When Bernie was sick, I stopped, because there were people in my house all day, every day, because he needed care. So I stopped, but by then I’d done maybe 40 years of them, or 50. Now I’m sorting them, to make sure they survive. I’m working with them in a different way, all day, every day. I’m working on accumulations of them, and I’m trying to divide them into a series of exhibitions and books.
Always when he had a major project going, I had to work on Bernie’s, but it wasn’t my way. It was like doing homework in a subject that wasn’t your major. The poems were my discipline.
You mentioned you became a James Joyce student, and I know you have produced several Joyce-related artist books. How did that happen?
First of all, when I was a kid, Joyce was my father’s favorite writer. And I didn’t know what he was talking about, but he’d read to us from Finnegan’s Wake or something, you know.

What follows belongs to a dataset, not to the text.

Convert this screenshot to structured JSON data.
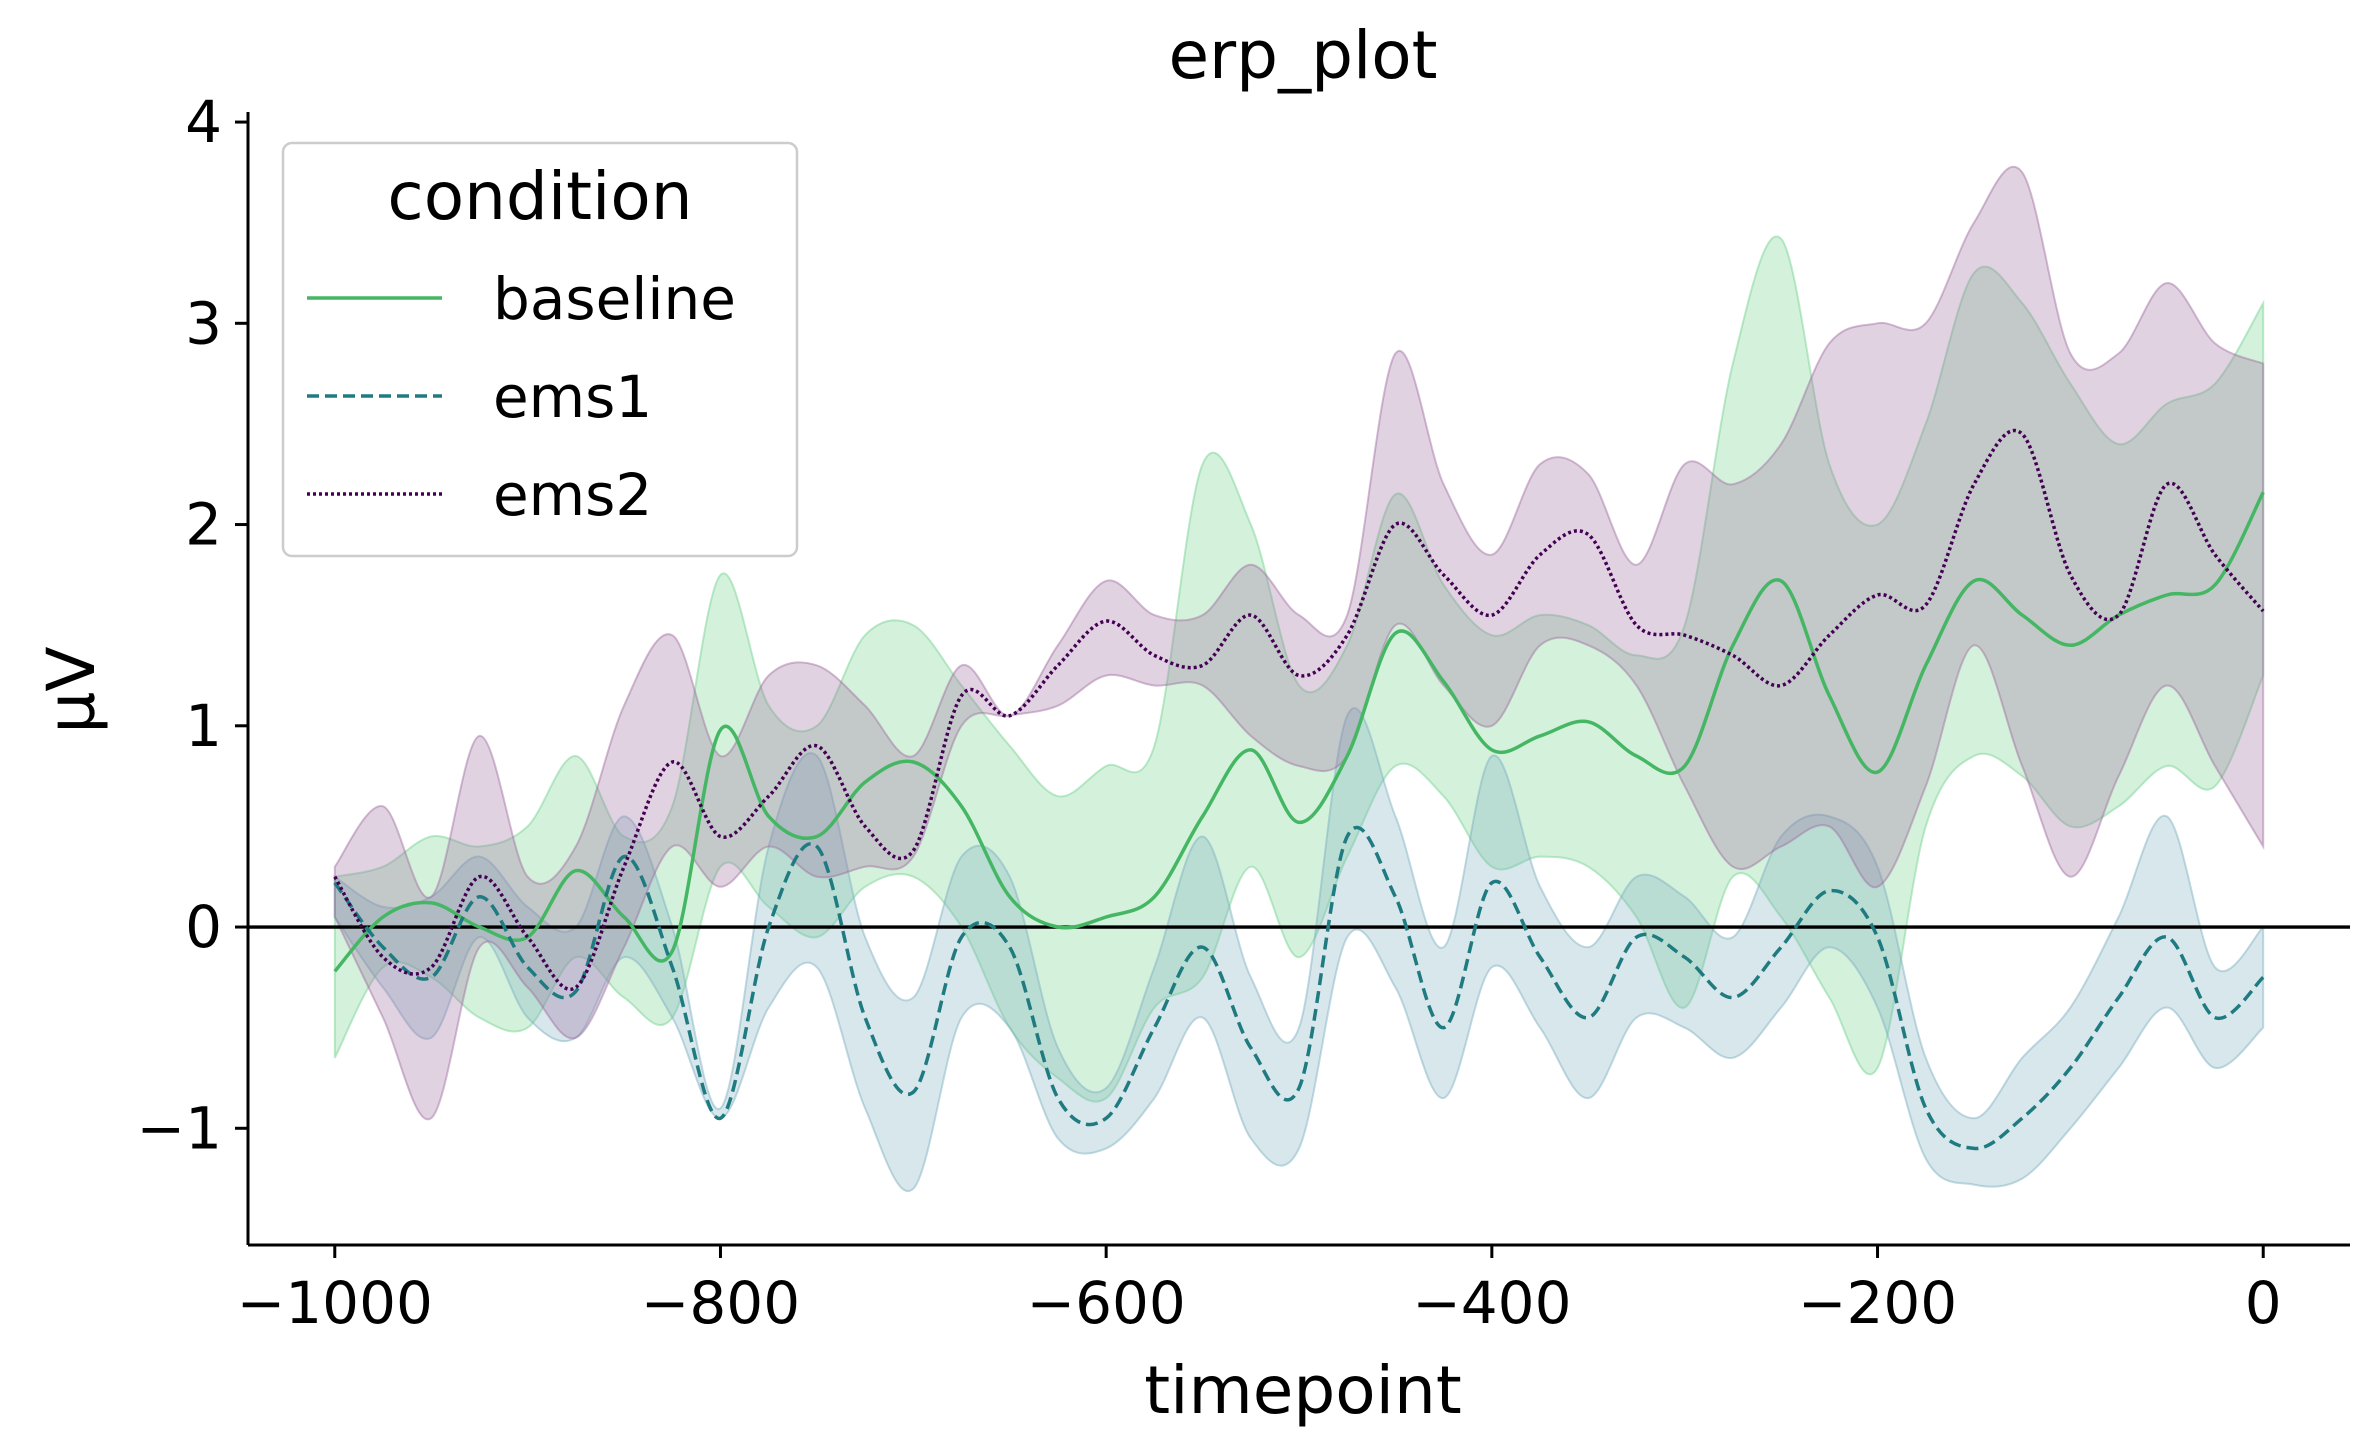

I used to think, Oh, I love the way he feels about it, and I love the sounds; it was like music. Then when I was first working with Vincent Fitzgerald on the limited-edition books, he said, If we did a book together, what writer would you be interested in balancing [your images] with? And I said, James Joyce. And so I had to study. I studied all of Joyce, and made endless [notebooks] of working thoughts for the whole [of his] writing.
You have used the book as a medium or a form for a number of years, but I still come back to the work of these poems, that you said were often related to, or a response to, an image. What is this relation between a text and an image that’s interesting to you?
To perceive of something you have to visualize it. For me, working is putting together images that move you, and so on, but then you have to have a way to describe it to yourself. And it’s been marvelous. There are themes that go through my work for 20 or 30 years, but they take different forms. When I was a kid growing up on the Island [Outer Island, Connecticut], the horizon was a very powerful thing for me. My father, we were in a boat together and he said to me, “That’s not a straight line. That’s the edge of the earth,” and that stuck with me forever.